8/27/2007
Australian Motorists Prove the Speed Camera LiedTwo Melbourne, Australia motorists proved that speed cameras falsely accused them of speeding.
Most drivers do not have the patience or desire to risk fines and court costs of up to A$5000 for daring to challenge a speed camera ticket in Victoria, Australia. Instead, they pay the fine -- even when they know they had done nothing wrong. Now that Melbourne motorists Claus Salger and John King have beaten the devices in court, however, others are interested in copying their technique.
In a case that ended last year, a speed camera accused Salger of driving his Nissan Patrol SUV at 59 km/h (37 MPH) in a 50 km/h (31 MPH) zone and demanded that he pay A$160 for the offense. Salger, an electronics expert, knew the speed reading was incorrect, but under Victoria state law, drivers are considered automatically guilty as long as the speed camera operator shows that he properly set up a calibrated camera.
Salger fought back by using the freedom of information law to gain access to the speed camera's official documentation. A court order only allowed him briefly to examine, not keep, a copy of the information. A formula in a document called the "verifications manual" explained how he could double-check the speed claimed in the photograph.
"I had to have accelerated at 15,000 km/h (9320 MPH) for my vehicle to be in the position it was photographed," Salger told the Herald Sun newspaper.
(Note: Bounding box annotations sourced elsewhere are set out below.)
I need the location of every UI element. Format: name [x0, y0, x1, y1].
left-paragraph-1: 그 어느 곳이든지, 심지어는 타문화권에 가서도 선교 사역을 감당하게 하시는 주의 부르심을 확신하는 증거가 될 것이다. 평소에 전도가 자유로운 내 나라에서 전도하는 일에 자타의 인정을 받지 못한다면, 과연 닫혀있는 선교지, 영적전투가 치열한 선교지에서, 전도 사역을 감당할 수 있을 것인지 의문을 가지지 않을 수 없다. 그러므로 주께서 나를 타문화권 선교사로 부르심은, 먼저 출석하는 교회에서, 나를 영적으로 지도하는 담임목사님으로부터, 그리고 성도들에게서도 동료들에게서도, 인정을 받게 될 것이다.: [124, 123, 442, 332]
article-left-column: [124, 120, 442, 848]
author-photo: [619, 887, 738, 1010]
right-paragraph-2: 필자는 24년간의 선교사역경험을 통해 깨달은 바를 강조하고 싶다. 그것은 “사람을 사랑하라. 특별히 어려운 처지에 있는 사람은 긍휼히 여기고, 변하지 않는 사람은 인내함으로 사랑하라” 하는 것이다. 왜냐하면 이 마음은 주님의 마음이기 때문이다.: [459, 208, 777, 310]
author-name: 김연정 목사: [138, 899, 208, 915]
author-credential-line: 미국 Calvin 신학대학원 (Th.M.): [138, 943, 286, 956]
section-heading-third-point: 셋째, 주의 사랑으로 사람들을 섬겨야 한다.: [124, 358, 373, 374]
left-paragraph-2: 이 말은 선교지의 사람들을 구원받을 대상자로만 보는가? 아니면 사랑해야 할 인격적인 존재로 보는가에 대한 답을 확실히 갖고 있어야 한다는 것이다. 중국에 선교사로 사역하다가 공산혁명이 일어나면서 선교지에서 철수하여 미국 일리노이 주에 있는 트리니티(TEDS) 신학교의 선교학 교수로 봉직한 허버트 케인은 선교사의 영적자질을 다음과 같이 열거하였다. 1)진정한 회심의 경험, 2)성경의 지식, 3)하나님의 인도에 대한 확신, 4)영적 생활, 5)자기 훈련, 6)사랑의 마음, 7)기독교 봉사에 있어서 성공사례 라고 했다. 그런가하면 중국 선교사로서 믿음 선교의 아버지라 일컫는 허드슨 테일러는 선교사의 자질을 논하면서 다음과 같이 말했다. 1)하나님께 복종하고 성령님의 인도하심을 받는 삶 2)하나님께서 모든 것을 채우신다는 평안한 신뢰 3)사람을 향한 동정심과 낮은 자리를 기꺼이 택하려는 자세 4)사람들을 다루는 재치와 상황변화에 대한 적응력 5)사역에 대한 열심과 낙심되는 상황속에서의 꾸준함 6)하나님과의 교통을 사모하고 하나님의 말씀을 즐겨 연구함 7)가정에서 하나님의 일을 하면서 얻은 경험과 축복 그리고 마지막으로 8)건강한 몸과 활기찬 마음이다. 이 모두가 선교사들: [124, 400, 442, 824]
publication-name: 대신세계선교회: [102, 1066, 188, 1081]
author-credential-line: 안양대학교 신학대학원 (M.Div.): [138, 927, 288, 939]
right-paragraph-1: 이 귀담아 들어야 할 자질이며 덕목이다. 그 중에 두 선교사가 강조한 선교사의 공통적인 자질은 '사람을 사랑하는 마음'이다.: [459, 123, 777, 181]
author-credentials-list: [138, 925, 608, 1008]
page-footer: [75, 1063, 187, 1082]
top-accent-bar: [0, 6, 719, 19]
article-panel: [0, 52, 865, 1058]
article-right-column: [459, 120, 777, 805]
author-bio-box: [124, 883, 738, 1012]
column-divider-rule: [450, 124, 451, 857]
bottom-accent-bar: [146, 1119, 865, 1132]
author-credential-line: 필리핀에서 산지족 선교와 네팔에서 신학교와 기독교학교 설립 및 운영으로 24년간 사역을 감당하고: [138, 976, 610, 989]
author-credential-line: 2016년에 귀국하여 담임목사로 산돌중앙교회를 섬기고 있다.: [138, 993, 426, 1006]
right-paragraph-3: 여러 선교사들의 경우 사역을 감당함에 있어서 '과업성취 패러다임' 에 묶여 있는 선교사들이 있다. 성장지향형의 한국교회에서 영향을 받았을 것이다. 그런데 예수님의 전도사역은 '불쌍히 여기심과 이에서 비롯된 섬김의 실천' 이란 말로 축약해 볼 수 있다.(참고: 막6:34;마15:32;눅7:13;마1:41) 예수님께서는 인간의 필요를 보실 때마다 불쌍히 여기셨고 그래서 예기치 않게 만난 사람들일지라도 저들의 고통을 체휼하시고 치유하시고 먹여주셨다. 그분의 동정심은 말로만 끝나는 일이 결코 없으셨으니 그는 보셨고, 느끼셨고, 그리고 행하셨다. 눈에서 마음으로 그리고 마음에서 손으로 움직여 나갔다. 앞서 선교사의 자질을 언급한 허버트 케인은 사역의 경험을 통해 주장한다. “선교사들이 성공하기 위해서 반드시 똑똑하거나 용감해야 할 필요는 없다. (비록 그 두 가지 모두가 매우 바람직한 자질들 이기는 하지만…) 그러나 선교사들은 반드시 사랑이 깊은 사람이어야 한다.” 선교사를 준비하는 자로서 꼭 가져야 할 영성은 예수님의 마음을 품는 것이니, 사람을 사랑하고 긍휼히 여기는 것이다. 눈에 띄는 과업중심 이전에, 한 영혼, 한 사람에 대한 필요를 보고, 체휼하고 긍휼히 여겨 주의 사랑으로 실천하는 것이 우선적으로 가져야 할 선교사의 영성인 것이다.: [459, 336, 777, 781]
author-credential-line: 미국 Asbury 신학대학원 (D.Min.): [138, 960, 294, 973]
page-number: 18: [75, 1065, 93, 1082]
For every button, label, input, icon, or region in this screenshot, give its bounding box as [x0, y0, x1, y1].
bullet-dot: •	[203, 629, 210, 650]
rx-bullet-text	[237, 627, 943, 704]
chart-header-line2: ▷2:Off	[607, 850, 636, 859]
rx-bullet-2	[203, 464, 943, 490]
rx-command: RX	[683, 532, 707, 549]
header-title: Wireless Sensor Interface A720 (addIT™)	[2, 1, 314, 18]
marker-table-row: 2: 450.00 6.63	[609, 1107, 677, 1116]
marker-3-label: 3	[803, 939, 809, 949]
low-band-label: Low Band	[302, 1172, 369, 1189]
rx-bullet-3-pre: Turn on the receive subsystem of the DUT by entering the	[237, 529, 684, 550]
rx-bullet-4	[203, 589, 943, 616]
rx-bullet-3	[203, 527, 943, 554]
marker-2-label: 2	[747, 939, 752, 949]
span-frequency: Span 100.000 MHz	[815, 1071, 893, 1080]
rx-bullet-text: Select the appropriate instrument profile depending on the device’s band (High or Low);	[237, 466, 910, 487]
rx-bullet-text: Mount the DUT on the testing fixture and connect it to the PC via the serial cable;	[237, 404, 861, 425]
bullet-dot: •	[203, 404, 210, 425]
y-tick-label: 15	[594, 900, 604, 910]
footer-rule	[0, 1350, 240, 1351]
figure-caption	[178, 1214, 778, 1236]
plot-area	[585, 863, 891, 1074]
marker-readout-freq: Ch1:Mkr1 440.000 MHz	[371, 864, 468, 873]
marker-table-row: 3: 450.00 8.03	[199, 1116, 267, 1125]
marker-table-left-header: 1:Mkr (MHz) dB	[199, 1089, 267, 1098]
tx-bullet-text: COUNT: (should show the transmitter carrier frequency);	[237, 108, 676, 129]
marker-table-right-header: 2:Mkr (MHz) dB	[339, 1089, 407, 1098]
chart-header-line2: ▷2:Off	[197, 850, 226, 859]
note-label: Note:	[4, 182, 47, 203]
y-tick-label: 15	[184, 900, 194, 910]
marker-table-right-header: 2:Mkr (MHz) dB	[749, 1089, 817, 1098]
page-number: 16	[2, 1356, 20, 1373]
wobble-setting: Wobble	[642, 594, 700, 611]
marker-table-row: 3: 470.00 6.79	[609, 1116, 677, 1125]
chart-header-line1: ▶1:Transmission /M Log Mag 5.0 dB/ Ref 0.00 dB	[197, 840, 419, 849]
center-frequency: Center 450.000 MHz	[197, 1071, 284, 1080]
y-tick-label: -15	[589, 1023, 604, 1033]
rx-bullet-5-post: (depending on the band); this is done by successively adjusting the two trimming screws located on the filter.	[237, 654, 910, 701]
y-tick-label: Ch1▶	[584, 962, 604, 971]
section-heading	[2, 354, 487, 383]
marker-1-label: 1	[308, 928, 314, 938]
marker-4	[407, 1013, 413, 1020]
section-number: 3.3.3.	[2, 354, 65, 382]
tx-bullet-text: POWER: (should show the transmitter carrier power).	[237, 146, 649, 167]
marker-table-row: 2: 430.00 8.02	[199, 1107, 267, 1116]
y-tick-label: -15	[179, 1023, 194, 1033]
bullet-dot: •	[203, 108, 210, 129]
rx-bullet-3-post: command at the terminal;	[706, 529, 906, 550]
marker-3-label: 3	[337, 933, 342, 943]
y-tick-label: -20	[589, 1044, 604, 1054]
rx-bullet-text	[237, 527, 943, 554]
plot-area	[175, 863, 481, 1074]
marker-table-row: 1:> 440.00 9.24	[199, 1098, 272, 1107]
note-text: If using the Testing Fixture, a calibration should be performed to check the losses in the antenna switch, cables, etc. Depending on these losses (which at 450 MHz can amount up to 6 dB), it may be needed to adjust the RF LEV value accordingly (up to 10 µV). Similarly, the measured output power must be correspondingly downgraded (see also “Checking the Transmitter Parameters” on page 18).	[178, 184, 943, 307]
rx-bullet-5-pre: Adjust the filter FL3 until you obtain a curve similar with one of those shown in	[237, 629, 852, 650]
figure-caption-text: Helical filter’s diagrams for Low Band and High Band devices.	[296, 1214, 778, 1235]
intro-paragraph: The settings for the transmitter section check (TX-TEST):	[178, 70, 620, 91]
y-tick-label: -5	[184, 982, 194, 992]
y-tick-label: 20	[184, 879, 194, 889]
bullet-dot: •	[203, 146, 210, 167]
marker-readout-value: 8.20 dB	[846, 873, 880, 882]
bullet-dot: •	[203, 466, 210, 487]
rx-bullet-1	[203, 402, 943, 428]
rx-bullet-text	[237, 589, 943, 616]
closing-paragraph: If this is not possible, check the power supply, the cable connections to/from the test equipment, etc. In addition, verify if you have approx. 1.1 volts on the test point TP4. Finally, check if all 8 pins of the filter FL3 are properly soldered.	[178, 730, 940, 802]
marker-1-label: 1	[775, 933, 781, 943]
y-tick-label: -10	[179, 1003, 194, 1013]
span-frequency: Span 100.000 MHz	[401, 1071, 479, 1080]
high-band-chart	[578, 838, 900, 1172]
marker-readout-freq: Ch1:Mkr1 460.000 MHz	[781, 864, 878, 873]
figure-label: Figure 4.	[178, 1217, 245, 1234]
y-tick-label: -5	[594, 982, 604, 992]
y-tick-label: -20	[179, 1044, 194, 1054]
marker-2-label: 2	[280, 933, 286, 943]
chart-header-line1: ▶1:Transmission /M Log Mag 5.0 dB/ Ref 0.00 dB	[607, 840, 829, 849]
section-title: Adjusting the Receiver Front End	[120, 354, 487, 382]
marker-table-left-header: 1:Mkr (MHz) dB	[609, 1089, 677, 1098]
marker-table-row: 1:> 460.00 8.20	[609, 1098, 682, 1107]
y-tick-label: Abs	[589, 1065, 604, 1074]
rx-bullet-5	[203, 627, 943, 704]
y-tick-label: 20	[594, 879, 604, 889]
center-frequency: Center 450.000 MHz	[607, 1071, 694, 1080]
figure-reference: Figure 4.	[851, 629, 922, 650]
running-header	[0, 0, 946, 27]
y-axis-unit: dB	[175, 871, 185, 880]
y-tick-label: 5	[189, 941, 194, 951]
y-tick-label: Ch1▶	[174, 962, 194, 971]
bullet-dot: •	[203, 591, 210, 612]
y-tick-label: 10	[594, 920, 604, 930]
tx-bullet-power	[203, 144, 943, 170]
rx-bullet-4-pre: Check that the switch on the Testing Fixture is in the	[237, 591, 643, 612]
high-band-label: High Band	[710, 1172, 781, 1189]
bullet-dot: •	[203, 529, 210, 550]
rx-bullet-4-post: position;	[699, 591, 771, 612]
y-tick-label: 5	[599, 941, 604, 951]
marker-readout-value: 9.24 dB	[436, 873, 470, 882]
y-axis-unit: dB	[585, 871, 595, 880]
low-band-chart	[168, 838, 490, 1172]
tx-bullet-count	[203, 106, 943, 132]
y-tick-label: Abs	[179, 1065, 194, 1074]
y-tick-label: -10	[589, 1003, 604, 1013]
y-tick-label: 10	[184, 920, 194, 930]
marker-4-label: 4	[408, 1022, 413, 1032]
Broadmeadows Magistrates' Court found Salger not guilty. When Salger agreed to be the expert witness for another motorist, John King, the pair fought a losing 18-month battle to obtain the verifications manual a second time. Victoria Police now said the verifications manual no longer exists and the department will not release it under freedom of information laws. Instead, Salger and King used the manual carried by the Tenix employees who drive speed camera cars and set up the automated ticketing machine. The manual gives examples of proper positioning of the device, and improper positioning. Two vertical lines overlaid onto the photo, 61 percent from the left of the image and 82 percent from the left, will show the beam width (see photo). If the photographed vehicle is not within the lines, the system was not properly set up, according to the manual. The speed measured could be that of another object within the radar beam.
Hearing this evidence in March, Heidelberg Magistrates' Court found King not guilty and ordered the state to pay him A$1260 in legal fees. King and Hardy will now testify as expert witnesses in a case for a third motorist scheduled to be heard in November.